The mix is loaded by a JCB onto a conveyor, where it first goes through a large meshed rotating drum, called a ‘trommel’ – like a giant washing machine drum.  The glass in the mix (compacted and broken up on collection) falls through the holes in the drum and is collected. 

It spills onto a conveyor where a magnet lifts all metal tins from the belt, a weak electrical charge (known as an eddy current) is sent through the remaining waste. Aluminium cans are momentarily charged to make them magnetic for an instant, which enables them to be removed. 

This leaves mixed plastics, cartons and any contaminants on the conveyor.  As the waste travels along the belt infra red light identifies the waste, it also knows its position on the belt. When the item reaches the appropriate skip it is blown off for bulking up. Even the bottle tops are recycled. A team of people remove any contaminants by hand and they are disposed of to landfill. 
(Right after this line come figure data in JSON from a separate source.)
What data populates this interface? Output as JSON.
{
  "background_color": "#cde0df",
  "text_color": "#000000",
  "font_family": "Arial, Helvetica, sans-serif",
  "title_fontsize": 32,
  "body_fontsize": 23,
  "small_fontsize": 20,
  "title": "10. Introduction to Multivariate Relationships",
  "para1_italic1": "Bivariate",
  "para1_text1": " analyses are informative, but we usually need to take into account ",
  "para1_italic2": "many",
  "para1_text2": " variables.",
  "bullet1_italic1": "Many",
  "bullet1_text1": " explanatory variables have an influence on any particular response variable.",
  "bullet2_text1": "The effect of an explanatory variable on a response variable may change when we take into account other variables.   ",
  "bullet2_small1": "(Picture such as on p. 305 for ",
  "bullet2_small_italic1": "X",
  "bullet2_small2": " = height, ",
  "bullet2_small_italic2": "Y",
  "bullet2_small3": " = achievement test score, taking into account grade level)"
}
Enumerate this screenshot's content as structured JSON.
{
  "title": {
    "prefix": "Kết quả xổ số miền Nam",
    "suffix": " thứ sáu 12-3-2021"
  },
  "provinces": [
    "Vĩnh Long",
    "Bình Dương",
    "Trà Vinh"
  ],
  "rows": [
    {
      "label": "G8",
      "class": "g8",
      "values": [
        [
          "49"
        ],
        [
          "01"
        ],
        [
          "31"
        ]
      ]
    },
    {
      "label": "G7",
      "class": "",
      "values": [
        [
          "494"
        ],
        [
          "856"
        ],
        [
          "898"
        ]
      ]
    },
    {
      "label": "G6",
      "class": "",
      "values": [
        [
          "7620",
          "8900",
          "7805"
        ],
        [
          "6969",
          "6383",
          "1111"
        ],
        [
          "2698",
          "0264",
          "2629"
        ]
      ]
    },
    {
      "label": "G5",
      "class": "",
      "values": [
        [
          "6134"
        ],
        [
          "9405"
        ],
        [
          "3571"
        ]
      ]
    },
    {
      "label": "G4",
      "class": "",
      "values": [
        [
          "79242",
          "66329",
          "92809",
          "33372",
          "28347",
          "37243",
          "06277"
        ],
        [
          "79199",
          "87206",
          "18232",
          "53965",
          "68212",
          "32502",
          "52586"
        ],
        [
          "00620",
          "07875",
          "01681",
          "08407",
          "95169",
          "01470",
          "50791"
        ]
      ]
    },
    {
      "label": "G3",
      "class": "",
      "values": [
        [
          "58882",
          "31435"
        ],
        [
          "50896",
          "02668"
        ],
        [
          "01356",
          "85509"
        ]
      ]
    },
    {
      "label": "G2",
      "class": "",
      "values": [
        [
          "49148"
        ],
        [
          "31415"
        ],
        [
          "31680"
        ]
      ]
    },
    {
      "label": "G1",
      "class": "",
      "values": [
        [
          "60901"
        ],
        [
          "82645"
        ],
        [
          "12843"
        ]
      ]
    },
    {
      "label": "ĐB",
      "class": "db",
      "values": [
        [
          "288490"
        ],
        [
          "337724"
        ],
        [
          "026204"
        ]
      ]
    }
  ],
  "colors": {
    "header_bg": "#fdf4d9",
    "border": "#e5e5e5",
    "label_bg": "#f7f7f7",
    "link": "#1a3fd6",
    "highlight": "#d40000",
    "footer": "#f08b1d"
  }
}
The plastics are then taken onto a processing facility nearby where they are treated further.  They are put through a trommel, which spins them and shakes off the dirt.  A beam of light is shone through the bottles to determine whether they are HDPE (High Density Polyethylene) or PET (Polyethylene Terephthalate).   The bottles are further sorted manually and then ground into flakes.  The flakes are washed in hot water and then various flake sorters are used to remove coloured flakes and remaining contaminants.  The PET is treated further to remove the top layer of the bottle and the HDPE is melted, sieved and turned into plastic pellets.

  • The pellets are returned to the moulding machine to be turned back into plastic bottles closing the recycling loop.
  • Collected glass is sorted by colour and melted down into coloured glass.
  • Tins and Aluminium are taken to a foundry to be turned into blocks
  • Cartons are turned into brown board.